Mise au point sur les marqueurs tumoraux sériques chez le chien - La Semaine Vétérinaire n° 242 du 01/01/2004
La Semaine Vétérinaire n° 242 du 01/01/2004

CANCÉROLOGIE CANINE

Éclairer

NOUVEAUTÉS

Auteur(s) : Cécile Soyer

Fonctions : Clinique vétérinaire
176, bd Charles de Gaulle
92700 Colombes

Les marqueurs tumoraux sont des protéines produites par les cellules tumorales, dont le dosage est utilisé pour le suivi des individus atteints de cancers.

Les marqueurs tumoraux actuellement connus sont les marqueurs tissulaires utilisés en immunohistochimie et qui permettent de prévoir la chimiosensibilité d’une tumeur (ki 67) ou d’en préciser le type histologique(marqueurs lymphocytaires).
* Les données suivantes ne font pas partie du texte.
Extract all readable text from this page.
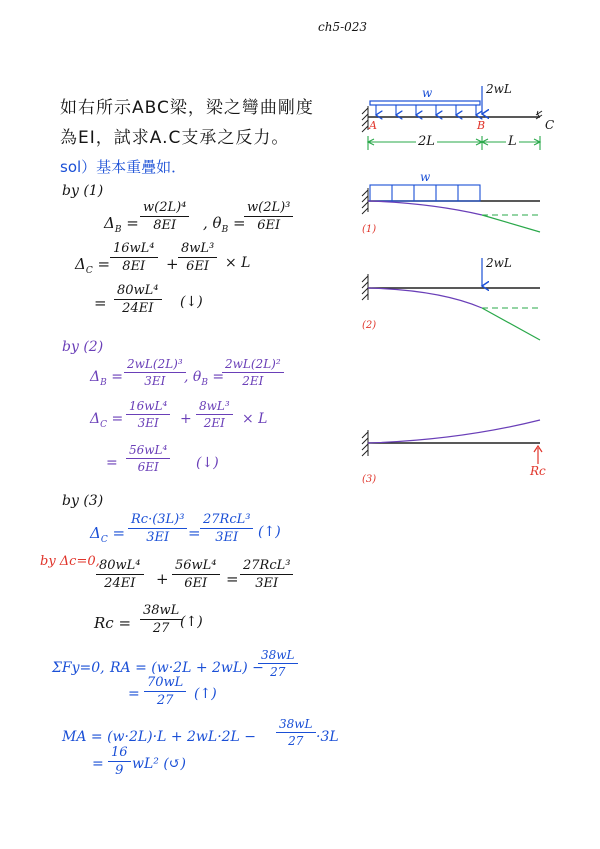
ch5-023
如右所示ABC梁，梁之彎曲剛度
為EI，試求A.C支承之反力。
sol）基本重疊如．
by (1)
$\Delta_B = \frac{\text{w(2L)⁴}}{8EI}$ , $\theta_B$ =
$\frac{\text{w(2L)³}}{6EI}$
$\Delta_C = \frac{\text{16wL⁴}}{8EI} + \frac{\text{8wL³}}{6EI} \times L$
= $\frac{\text{80wL⁴}}{24EI}$ (↓)
by (2)
$\Delta_B = \frac{\text{2wL(2L)³}}{3EI}$
, $\theta_B$ =
$\frac{\text{2wL(2L)²}}{2EI}$
$\Delta_C = \frac{\text{16wL⁴}}{3EI} + \frac{\text{8wL³}}{2EI} \times L$
= $\frac{\text{56wL⁴}}{6EI}$ (↓)
by (3)
$\Delta_C = \frac{\text{Rc·(3L)³}}{3EI}$ =
27RcL³
3EI	(↑)
by Δc=0,
$\frac{\text{80wL⁴}}{24EI} + \frac{\text{56wL⁴}}{6EI}$ =
27RcL³
3EI
$Rc = \frac{38wL}{27}$
(↑)
ΣFy=0, RA = (w·2L + 2wL) −
$\frac{38wL}{27}$
= $\frac{70wL}{27}$ (↑)
MA = $(w\cdot 2L)\cdot L + 2wL\cdot 2L - \frac{38wL}{27} \cdot 3L$
= $\frac{16}{9} wL^2$ (↺)
w	2wL
A	B	C
2L	L
w
(1)
2wL
(2)
Rc
(3)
Cet article décrit une autre catégorie de marqueurs : les marqueurs tumoraux sériques, dosables à partir d’une prise de sang. Leur découverte en médecine humaine a conduit à un faux espoir : celui de “dépister un cancer sur une prise de sang” (voir l’ENCADRÉ “Historique”). Les intérêts et les limites de leur utilisation chez l’homme et les perspectives d’application qui peuvent être attendues chez le chien sont exposés.

Des antigènes produits par les cellules tumorales

Les marqueurs tumoraux sériques sont des antigènes circulants produits en faible quantitéparles cellules normales et en qualité élevée par les cellules tumorales. Leur expression dans les cellules tumorales résulte d’altérations des mécanismes cellulaires (mutation et/ou dysrégulation). Ce sont le plus souvent des glycoprotéines complexes, de fonction variable : molécule d’adhésion, transporteur, enzyme ou hormone [10].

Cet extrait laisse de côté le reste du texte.